The sheriff said the motive is still a mystery and may remain so.
"There's just no way to make sense of something so senseless," he said. "There's still a lot of questions that we don't know."
The shooting sent survivors screaming and running in all directions from the Rite Aid distribution center in northeastern Maryland. Others nearby helped the wounded, and one person tied blood-soaked jeans around an injured man's leg trying to stanch the bleeding.
Worker Walter Zambrano, 64, said he was fortunate that he was in a bathroom when shooting broke out during a 9 a.m. morning break, when workers were gathering in a cafeteria. He hid in the bathroom until the shooting stopped, fearing for his life.
The person was "shooting like crazy, bam! bam! bam!" Zambrano said, speaking in Spanish. "Everyone was screaming, running this way and that. I didn't know which way to run."
On Thursday, 33-year-old Dominique Norton of Aberdeen, endured an excruciating wait of nearly two hours to be reunited with her mother, 62-year-old warehouse worker Irene Norton. The younger woman said she didn't know that her mother was unharmed until she got off a bus at the fire station and they tearfully embraced.
"I busted out crying. I was relieved and shaken," she said. "I am praying for all of the victims."
Giri had joined her husband in the U.S. in April, bringing her son and daughter and thinking the children would do well here, said Harry Bhandari, a community leader and candidate for Maryland state delegate who said he has known her family for about 10 years.
"It's terrible," he said.
Giri was an energetic hard worker who saw the job at the distribution center as a "stepping stone," said Bhandari, who was at a funeral home with her relatives Friday afternoon as they made arrangements.
Speaking through Bhandari, Giri's husband said they had married young and were happy together and that there was not a bad thing to say about her.

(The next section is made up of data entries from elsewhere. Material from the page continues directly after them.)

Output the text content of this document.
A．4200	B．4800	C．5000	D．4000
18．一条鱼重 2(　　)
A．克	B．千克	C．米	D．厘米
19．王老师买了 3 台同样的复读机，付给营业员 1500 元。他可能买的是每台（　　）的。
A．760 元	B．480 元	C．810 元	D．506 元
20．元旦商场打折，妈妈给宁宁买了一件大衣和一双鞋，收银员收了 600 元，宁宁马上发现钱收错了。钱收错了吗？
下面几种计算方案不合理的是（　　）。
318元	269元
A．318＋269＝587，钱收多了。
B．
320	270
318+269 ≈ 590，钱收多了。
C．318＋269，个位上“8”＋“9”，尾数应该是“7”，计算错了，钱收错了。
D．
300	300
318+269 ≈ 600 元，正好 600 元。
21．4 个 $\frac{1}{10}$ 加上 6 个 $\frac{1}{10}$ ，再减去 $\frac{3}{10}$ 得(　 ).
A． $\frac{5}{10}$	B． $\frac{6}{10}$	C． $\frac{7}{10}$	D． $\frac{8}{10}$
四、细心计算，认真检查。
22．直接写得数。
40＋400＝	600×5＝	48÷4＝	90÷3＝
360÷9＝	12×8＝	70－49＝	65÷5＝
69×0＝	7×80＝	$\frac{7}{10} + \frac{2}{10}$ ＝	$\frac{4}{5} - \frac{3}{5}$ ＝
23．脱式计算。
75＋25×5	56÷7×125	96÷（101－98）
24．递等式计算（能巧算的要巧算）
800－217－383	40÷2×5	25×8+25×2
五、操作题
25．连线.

The attack came nearly three months after a man with a shotgun attacked a newspaper office in Annapolis, Maryland, killing five staff members. Authorities accused Jarrod W. Ramos of attacking The Capital Gazette because of a longstanding grudge against the paper. It came less than a year after a fatal workplace shooting less than 10 miles from the warehouse, in which five were shot, three fatally.
Harford County Executive Barry Glassman said that, unfortunately, shooting like this are "becoming a too-often occurrence" in the nation.